(Reuters) – More U.S. states, schools and employers are likely to mandate vaccinations as COVID-19 cases climb but a federal mandate is politically unfeasible, an expert at the Infectious Disease Society of America (ISDA) said on Tuesday.
“I would support employers and schools taking a close look at what they can do to push the envelope on this,” said Preeti Malani, a fellow at ISDA, the top U.S. medical association for infectious diseases.
The highly contagious Delta variant has become the dominant coronavirus strain in the United States, representing about 83% of new infections. So far, unvaccinated people represent nearly 97% of severe cases.
Any vaccination requirements were likely to have “a robust exemption process” for people who have medical reasons to be concerned about getting COVID-19 shots, said Malani, who is also chief health officer at the University of Michigan.
She said some people were waiting for vaccines to secure formal approval by U.S. regulators. The shots authorized so far in the United States have been authorized on an emergency basis.
Case counts have climbed as U.S. schools prepare for the new academic year, raising questions about how best to prevent outbreaks.
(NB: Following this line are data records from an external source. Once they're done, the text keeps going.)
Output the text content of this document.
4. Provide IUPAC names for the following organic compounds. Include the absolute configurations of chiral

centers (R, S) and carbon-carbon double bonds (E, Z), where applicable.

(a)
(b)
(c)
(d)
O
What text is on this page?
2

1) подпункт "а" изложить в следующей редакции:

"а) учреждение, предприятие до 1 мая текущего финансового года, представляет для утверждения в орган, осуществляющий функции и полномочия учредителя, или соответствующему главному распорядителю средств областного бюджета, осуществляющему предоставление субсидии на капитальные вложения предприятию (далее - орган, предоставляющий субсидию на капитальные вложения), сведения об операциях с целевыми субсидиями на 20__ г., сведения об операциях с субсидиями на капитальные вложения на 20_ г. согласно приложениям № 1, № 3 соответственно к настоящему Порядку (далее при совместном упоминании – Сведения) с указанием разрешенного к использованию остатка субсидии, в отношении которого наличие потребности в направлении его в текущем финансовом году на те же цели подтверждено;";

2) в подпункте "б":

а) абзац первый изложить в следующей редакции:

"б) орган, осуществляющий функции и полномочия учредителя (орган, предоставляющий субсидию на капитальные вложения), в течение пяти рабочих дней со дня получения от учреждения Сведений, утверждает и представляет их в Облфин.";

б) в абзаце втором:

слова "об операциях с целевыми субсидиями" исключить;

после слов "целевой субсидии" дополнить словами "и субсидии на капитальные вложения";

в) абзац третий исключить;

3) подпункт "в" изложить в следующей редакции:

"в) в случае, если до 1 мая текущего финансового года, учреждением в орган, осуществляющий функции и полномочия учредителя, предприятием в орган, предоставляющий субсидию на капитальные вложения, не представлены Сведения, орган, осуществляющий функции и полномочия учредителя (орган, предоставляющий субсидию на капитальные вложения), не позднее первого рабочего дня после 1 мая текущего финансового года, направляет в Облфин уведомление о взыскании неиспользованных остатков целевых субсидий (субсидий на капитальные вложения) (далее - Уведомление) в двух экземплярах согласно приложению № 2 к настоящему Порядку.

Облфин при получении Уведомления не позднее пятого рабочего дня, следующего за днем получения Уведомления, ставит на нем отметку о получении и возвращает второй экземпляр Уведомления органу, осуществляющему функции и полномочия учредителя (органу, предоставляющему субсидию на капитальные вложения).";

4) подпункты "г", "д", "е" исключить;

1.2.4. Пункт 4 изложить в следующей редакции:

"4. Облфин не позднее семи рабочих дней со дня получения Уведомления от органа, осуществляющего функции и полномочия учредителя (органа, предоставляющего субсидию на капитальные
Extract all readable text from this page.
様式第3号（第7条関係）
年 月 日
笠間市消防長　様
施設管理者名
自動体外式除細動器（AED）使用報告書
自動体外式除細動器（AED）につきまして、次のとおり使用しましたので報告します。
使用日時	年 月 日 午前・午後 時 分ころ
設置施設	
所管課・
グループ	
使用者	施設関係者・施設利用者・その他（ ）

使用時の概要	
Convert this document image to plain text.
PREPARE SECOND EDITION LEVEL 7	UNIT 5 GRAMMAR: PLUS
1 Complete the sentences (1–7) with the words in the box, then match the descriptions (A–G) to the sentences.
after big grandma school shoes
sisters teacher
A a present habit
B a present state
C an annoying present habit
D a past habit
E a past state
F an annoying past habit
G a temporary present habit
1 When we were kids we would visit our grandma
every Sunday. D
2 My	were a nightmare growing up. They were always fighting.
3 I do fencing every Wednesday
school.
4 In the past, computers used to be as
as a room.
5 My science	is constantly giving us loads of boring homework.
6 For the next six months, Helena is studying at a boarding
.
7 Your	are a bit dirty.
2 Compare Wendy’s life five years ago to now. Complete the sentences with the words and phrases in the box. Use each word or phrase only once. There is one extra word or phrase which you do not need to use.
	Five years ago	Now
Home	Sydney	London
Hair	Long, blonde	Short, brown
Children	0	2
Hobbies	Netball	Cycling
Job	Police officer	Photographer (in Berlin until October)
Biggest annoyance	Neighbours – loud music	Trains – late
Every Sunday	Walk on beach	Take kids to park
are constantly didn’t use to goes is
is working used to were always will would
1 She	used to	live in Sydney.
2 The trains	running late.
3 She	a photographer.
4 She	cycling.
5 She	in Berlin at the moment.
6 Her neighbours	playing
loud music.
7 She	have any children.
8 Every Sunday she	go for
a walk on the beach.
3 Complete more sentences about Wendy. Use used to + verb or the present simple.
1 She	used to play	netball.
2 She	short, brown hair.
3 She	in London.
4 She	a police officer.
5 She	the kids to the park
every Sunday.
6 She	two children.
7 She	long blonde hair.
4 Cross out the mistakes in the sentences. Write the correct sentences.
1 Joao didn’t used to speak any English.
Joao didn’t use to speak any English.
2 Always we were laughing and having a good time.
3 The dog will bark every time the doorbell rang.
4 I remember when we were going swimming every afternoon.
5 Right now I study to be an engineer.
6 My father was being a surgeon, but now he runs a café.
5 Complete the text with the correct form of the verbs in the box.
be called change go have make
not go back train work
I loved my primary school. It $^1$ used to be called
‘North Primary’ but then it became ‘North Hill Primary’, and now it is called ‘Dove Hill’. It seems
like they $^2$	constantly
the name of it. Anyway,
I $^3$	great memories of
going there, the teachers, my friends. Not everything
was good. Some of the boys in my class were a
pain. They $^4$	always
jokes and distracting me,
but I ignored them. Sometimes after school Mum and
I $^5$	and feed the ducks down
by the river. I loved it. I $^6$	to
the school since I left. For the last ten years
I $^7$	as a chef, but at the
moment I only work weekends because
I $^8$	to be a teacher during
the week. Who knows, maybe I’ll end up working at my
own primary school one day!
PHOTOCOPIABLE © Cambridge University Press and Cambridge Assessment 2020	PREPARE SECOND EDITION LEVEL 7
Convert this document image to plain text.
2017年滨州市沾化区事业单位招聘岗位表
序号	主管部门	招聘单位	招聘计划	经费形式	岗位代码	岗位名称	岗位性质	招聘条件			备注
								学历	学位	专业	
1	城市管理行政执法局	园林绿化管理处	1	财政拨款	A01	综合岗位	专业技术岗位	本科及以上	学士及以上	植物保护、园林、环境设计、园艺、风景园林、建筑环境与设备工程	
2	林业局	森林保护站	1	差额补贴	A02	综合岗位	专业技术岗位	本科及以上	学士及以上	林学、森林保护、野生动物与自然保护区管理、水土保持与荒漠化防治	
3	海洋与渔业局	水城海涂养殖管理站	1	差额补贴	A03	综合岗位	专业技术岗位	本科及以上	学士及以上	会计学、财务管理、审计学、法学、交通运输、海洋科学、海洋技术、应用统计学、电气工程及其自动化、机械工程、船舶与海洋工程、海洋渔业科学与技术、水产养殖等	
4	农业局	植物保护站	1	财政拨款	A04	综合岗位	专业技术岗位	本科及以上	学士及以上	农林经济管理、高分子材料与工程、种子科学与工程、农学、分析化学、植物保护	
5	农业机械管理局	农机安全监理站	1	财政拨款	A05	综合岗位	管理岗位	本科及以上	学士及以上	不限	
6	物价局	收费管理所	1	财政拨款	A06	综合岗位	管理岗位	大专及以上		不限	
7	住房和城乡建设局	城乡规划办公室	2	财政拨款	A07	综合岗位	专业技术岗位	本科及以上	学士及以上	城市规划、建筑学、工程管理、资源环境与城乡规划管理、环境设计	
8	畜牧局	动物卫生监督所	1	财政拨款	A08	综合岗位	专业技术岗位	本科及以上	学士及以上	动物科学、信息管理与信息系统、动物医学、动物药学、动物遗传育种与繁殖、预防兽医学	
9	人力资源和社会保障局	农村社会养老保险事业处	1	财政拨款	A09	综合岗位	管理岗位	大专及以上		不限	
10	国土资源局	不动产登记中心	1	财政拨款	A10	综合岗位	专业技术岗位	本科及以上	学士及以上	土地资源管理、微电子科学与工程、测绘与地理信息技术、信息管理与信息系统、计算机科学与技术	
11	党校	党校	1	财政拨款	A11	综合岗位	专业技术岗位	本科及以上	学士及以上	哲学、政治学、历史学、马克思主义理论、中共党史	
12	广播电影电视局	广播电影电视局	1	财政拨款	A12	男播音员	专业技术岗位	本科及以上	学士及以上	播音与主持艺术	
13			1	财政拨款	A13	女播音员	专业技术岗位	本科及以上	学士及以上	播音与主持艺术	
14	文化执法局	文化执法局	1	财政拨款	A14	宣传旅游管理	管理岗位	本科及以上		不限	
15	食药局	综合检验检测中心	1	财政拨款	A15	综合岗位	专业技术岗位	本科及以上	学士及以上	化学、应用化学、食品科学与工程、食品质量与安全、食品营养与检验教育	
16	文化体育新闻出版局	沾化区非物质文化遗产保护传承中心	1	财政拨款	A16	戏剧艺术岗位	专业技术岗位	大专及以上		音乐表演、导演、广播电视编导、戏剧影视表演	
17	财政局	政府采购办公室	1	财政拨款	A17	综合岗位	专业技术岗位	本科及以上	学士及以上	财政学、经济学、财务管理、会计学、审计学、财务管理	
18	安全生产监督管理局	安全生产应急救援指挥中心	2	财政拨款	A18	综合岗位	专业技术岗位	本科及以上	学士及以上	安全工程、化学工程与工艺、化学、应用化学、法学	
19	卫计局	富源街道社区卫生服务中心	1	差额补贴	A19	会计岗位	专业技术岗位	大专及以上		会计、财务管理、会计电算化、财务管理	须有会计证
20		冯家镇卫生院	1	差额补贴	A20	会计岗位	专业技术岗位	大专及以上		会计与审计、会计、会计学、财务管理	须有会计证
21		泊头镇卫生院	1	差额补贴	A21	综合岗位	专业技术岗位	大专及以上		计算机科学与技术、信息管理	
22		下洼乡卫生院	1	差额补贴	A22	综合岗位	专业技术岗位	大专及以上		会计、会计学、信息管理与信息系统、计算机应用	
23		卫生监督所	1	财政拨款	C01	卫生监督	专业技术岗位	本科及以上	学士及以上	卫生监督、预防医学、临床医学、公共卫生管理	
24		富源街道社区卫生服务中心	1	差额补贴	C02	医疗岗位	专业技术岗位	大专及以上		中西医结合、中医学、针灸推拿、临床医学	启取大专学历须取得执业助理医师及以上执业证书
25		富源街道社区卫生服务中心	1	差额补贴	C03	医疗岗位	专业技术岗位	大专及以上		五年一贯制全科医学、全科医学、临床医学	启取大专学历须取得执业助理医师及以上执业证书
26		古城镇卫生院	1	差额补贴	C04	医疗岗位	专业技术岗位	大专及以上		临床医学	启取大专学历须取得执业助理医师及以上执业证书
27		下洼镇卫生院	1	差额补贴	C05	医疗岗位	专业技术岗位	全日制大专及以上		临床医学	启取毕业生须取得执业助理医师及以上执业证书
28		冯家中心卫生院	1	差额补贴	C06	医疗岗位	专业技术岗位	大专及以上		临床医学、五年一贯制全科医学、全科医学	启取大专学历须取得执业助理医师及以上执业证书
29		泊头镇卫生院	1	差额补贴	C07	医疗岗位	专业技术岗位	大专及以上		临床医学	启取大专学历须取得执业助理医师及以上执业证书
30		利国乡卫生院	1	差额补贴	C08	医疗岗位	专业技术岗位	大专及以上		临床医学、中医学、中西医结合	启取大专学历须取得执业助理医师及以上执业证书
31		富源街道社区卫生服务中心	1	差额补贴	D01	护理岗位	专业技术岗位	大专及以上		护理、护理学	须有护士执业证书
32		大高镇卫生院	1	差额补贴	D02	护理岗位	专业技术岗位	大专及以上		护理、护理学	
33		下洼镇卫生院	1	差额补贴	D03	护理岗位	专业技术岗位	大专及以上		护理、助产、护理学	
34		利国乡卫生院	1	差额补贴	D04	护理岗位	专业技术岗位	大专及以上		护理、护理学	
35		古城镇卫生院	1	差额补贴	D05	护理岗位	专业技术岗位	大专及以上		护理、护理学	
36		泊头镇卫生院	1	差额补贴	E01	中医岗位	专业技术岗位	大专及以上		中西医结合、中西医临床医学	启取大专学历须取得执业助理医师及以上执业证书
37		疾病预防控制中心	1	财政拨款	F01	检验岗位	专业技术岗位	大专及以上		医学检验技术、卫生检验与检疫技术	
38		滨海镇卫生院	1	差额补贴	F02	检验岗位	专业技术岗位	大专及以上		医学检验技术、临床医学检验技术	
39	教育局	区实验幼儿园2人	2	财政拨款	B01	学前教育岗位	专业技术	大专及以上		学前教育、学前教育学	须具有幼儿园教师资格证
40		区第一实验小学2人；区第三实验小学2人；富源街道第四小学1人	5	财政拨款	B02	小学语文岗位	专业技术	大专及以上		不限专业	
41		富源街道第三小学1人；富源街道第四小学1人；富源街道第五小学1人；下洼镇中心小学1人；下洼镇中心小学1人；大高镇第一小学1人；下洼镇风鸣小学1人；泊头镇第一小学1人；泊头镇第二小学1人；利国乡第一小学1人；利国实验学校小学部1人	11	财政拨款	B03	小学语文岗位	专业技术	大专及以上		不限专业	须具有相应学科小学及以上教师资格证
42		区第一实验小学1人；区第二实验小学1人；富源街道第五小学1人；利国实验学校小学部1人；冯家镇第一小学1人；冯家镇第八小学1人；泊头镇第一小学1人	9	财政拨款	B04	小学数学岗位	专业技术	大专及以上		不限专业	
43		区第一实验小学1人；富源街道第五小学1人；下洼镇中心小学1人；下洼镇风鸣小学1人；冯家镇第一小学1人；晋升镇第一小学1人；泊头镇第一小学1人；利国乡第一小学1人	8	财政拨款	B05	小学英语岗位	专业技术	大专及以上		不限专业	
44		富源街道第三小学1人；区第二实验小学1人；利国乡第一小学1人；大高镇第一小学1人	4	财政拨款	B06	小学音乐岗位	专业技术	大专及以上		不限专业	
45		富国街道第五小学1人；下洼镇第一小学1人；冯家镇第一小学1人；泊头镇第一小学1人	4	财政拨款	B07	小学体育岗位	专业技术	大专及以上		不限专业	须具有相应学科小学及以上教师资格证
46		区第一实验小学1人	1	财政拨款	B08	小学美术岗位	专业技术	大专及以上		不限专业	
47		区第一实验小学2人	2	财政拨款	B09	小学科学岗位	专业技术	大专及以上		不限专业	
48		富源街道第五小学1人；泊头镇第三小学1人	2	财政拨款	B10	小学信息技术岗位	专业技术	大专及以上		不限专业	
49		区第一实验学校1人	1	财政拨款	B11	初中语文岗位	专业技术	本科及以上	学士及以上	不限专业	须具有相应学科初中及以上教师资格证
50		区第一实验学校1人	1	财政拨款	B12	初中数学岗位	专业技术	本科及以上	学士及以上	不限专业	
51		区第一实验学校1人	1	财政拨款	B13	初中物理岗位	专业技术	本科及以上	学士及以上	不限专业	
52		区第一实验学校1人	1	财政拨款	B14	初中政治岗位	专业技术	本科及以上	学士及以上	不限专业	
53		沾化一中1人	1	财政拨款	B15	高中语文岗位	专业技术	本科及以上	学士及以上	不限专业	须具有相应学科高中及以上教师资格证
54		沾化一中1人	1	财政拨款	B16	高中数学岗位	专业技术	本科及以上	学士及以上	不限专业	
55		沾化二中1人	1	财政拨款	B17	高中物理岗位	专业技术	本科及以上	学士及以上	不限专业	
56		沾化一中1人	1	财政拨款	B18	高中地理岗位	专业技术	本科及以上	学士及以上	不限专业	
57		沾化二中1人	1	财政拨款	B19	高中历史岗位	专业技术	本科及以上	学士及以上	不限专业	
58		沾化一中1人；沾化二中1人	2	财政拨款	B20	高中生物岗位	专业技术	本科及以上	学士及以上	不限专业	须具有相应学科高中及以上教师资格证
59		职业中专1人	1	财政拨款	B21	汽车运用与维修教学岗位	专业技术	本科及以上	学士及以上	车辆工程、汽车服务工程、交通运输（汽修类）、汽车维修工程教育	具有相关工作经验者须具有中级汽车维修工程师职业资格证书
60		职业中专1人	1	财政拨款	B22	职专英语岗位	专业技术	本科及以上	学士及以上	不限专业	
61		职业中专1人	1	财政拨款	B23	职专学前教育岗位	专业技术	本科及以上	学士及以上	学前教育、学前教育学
Experts say facemasks, social distancing and other measures will be important to prevent the spread in schools.
Tina Tan, a member of IDSA’s board of directors, said surveillance testing for COVID-19 would be difficult to implement in K-12 schools, which run from kindergarten age to 18.
“In the K-12 space, I do think that mask mandates … in the school setting should be enforced, because right now we know that kids under 12 can’t be vaccinated and only 30% of children between 12 and 17 have been fully vaccinated,” she said.